# We yell, "Light 'dem cherries!" before L+S. What do you yell?



## Scotty10 (Feb 21, 2016)

What do you proclaim before you put on the lights and sirens?

My partner and I were initially saying stupid things like, "We should probably put on the lights for this call." or "It's a chest pain, you should put on the lights and sirens."

Then we watched the hit hollywood blockbuster "Lets Be Cops" where they said, "Light them cherries up." aaaand now that's what we yell.

Do you have any other great sayings?

...If not, you should get your life together.

"LIGHT 'DEM CHERRIES!!"


----------



## DesertMedic66 (Feb 21, 2016)

"Great, I have to listen to the sirens for the 20 minute response to this call". That's about my normal response for responding lights and sirens.


----------



## gotbeerz001 (Feb 21, 2016)

"Dammitt"


----------



## NomadicMedic (Feb 21, 2016)

I would lose my sh*t if someone said "light them cherries up" more than once in my truck. 

#kiddingnotkidding
#dontbeadouche


----------



## cprted (Feb 21, 2016)

"Ugh, another trumped up code 3 call."


----------



## Flying (Feb 21, 2016)

Most of the time nothing, if it's a serious butt clenching call:
**** **** **** damn **** why


----------



## STXmedic (Feb 21, 2016)

...


----------



## COmedic17 (Feb 21, 2016)

Nothing. I just turn them on.
If a call is serious enough to warrant lights and sirens, whoever is driving knows to turn them on. It doesn't warrant a "proclamation".

Neither of us pitch a tent from driving emergent either.


----------



## DesertMedic66 (Feb 21, 2016)

COmedic17 said:


> Neither of us pitch a tent from driving emergent either.

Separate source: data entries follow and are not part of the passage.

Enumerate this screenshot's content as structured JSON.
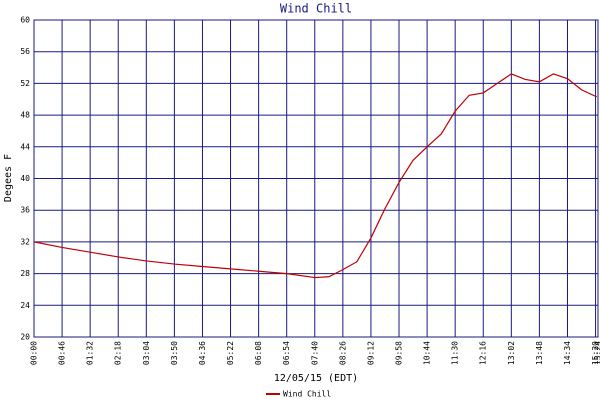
{
  "chart_data": {
    "type": "line",
    "title": "Wind Chill",
    "x_label": "12/05/15 (EDT)",
    "y_label": "Degees F",
    "x": [
      0,
      46,
      92,
      138,
      184,
      230,
      276,
      322,
      368,
      414,
      460,
      483,
      506,
      529,
      552,
      575,
      598,
      621,
      644,
      667,
      690,
      713,
      736,
      759,
      782,
      805,
      828,
      851,
      874,
      897,
      922
    ],
    "series": [
      {
        "name": "Wind Chill",
        "color": "#c00000",
        "values": [
          32,
          31.3,
          30.7,
          30.1,
          29.6,
          29.2,
          28.9,
          28.6,
          28.3,
          28.0,
          27.5,
          27.6,
          28.5,
          29.5,
          32.5,
          36.2,
          39.5,
          42.3,
          44,
          45.6,
          48.5,
          50.5,
          50.8,
          52,
          53.2,
          52.5,
          52.2,
          53.2,
          52.6,
          51.2,
          50.3
        ]
      }
    ],
    "xlim": [
      0,
      924
    ],
    "xticks": [
      {
        "value": 0,
        "label": "00:00"
      },
      {
        "value": 46,
        "label": "00:46"
      },
      {
        "value": 92,
        "label": "01:32"
      },
      {
        "value": 138,
        "label": "02:18"
      },
      {
        "value": 184,
        "label": "03:04"
      },
      {
        "value": 230,
        "label": "03:50"
      },
      {
        "value": 276,
        "label": "04:36"
      },
      {
        "value": 322,
        "label": "05:22"
      },
      {
        "value": 368,
        "label": "06:08"
      },
      {
        "value": 414,
        "label": "06:54"
      },
      {
        "value": 460,
        "label": "07:40"
      },
      {
        "value": 506,
        "label": "08:26"
      },
      {
        "value": 552,
        "label": "09:12"
      },
      {
        "value": 598,
        "label": "09:58"
      },
      {
        "value": 644,
        "label": "10:44"
      },
      {
        "value": 690,
        "label": "11:30"
      },
      {
        "value": 736,
        "label": "12:16"
      },
      {
        "value": 782,
        "label": "13:02"
      },
      {
        "value": 828,
        "label": "13:48"
      },
      {
        "value": 874,
        "label": "14:34"
      },
      {
        "value": 920,
        "label": "15:20"
      },
      {
        "value": 924,
        "label": "15:24"
      }
    ],
    "ylim": [
      20,
      60
    ],
    "yticks": [
      20,
      24,
      28,
      32,
      36,
      40,
      44,
      48,
      52,
      56,
      60
    ],
    "grid": true,
    "grid_color": "#1a1a80"
  }
}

Would raise a lot of questions about you if that happened


----------



## COmedic17 (Feb 22, 2016)

DesertMedic66 said:


> Would raise a lot of questions about you if that happened


I could just tuck and tape. You never know.


----------



## Tigger (Feb 22, 2016)

A loud sigh followed by grumblings of an incomprehensible nature. 

Except "code three to stage." That elicits a tirade generally.


----------



## CALEMT (Feb 22, 2016)

COmedic17 said:


> I could just tuck and tape. You never know.



Its a proven effect, just ask any 16 year old boy. 



Tigger said:


> Except "code three to stage." That elicits a tirade generally.



Code 3 to stage? I never get why people do that. Why not just drive normal until the scene is clear, then upgrade and shut down as you come up on scene.

Like others have said, I would go nuts if someone yelled "Light 'dem cherries". They would get that WTF did you just say look from me.


----------



## DesertMedic66 (Feb 22, 2016)

CALEMT said:


> Its a proven effect, just ask any 16 year old boy.
> 
> 
> 
> Code 3 to stage? I never get why people do that. Why not just drive normal until the scene is clear, then upgrade and shut down as you come up on scene.


Please tell my partner that


----------



## CALEMT (Feb 22, 2016)

DesertMedic66 said:


> Please tell my partner that



She rolls code to stage?


----------



## DesertMedic66 (Feb 22, 2016)

CALEMT said:


> She rolls code to stage?


Yes. I have told her many times not to but she is stubborn. She likes staging right around the corner from the call location where as I like staging a decent way away.


----------



## CALEMT (Feb 22, 2016)

DesertMedic66 said:


> Yes. I have told her many times not to but she is stubborn. She likes staging right around the corner from the call location where as I like staging a decent way away.



I just drive normal and monitor fire. When I hear the scene is clear then I'll upgrade to code 3 and shut down as I'm rolling up on scene.


----------



## DesertMedic66 (Feb 22, 2016)

CALEMT said:


> I just drive normal and monitor fire. When I hear the scene is clear then I'll upgrade to code 3 and shut down as I'm rolling up on scene.


That's what I did when I was an EMT. You should stop avoiding me and work a shift with me


----------



## CALEMT (Feb 22, 2016)

DesertMedic66 said:


> That's what I did when I was an EMT. You should stop avoiding me and work a shift with me



Ok couple things. 1) your partner never takes a day off and 2) every time I've picked up your shift, you magically have something come up where you need to take the day off. What gives bro?


----------



## DesertMedic66 (Feb 22, 2016)

CALEMT said:


> Ok couple things. 1) your partner never takes a day off and 2) every time I've picked up your shift, you magically have something come up where you need to take the day off. What gives bro?


I'm scared of commitment


----------



## Tigger (Feb 22, 2016)

They tell me to drive emergent, I drive emergent. Realllll slow. But still, I value my jobs and play by the rules.


----------



## Carlos Danger (Feb 23, 2016)

Scotty10 said:


> "LIGHT 'DEM CHERRIES!!"



I award you no points, and may God have mercy on your soul.


----------



## Underoath87 (Feb 23, 2016)

I usually sigh or groan.  You must not work in a 911 system if going L+S excites you.


----------



## redundantbassist (Feb 23, 2016)

"Yay, 5 minutes of driving with flashing lights and deafening noise for my already shot ears and tired eyes."


----------



## Ruamkatanyu (Mar 9, 2016)

Thai's go lights and sirens for everything.


----------



## Summit (Mar 10, 2016)

"Do we have to turn the sirens on? Can't we just use the lights? Yea? Well screw the policy!"


----------



## Mills2297 (Mar 14, 2016)

Its actually pretty funny if we get a priority 1 call we always say before we leave " time to go loud and blinky"


----------



## EMT707 (Jun 29, 2016)

This is a troll post right?


----------



## hyounis (Jul 2, 2016)

We usually just go. On occasion, I will randomly say, "Pork it, Margaret!" (sarcastically) and him and I just die. 
It helps make light of the situation before we are on scene; keeps up from getting too wound up.


----------



## Jim37F (Jul 2, 2016)

This morning it was something along the lines of "Why didn't dispatch give this call to 202? They were available in quarters before we were!"


----------